Anacleto e Pancrácio
Adoram contorcer-se e bicarem-se. Não falam, e aparentemente não se relacionam comigo. Mas fielmente, de manhã, esperam-me, e esperneiam quando me atraso, e não vocalizando, mostram bem a sua ansiedade e urgência esbugalhando ainda mais os olhos e fazendo boquinhas.
Brincam todo o dia, fazem quilómetros, maratonas de atividades, e só ao fim do dia parecem acalmar. Têm crescido, um mais do que o outro, apesar de eu ter o cuidado de repartir a ração por igual, muitas vezes com alguma dificuldade. Mas sendo parecidos, não devem vir da mesma fornada, serão talvez primos em quarto grau.
Têm várias madrinhas para as ausências, mas são os seus filhos que por norma cuidam deles.
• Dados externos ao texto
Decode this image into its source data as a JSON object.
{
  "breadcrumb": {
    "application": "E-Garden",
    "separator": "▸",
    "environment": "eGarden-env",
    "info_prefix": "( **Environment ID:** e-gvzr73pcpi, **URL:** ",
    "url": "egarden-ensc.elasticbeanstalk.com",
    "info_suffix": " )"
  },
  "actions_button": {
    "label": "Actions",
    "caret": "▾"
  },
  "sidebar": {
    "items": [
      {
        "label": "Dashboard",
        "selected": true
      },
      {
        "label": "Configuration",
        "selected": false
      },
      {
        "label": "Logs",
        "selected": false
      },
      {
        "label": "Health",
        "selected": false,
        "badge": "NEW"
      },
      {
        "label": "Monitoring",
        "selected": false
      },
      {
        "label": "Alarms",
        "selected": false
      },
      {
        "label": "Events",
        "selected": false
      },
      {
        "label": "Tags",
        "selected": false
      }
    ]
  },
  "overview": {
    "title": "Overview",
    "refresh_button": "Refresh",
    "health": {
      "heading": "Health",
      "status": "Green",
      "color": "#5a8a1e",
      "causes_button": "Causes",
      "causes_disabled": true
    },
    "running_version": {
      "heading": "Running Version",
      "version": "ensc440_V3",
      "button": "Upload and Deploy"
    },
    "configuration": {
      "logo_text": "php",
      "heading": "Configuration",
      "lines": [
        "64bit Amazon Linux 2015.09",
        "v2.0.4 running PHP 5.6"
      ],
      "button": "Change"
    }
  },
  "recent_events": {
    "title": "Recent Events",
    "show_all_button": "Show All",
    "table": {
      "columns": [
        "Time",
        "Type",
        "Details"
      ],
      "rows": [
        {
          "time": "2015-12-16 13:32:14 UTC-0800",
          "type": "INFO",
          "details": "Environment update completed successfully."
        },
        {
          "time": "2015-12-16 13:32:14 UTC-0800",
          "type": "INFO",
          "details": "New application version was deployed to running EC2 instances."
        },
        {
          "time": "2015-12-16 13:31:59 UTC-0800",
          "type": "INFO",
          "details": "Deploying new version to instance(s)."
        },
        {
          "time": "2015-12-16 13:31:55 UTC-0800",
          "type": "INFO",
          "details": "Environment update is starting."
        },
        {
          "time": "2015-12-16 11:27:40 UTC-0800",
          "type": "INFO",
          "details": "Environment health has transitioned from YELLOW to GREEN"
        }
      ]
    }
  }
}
Parecem não se incomodar com as viagens, e quando telefono a saber se estão bem e não estão a incomodar, a resposta é, invariavelmente "estão ótimos, podem cá ficar o tempo que quiseres, não incomodam nada". Os felizardos! Cama e roupa lavada, e comidinha na hora.
Acompanhamo-nos há um ano, o que me motivou a escrever. Um ano é importante: é que ninguém sabe a idade deles. Mas também não estão certamente preocupados: viver não tem medida, nem tempo.
Quando trabalhava, estiveram presentes em cima do tampo da secretária, não estes, outros, e eram cumprimentados pelos meus colegas. Agora estão em cima de uma mesa da sala, e enquanto estou entretida a viver, lá estão eles a enviar raios de cor e de movimento. Os sons parecem alertá-los e reagem. O bailado é muito atrativo e com a luz produz imagens invulgares, parece que há espelhos, e em vez de dois passam a três ou quatro, mais pequenos ou maiores, mais abaixo, mais acima, lado a lado ou isolados. Ilusões reais.
Apresento-vos os peixes cometa. Também povoam o céu.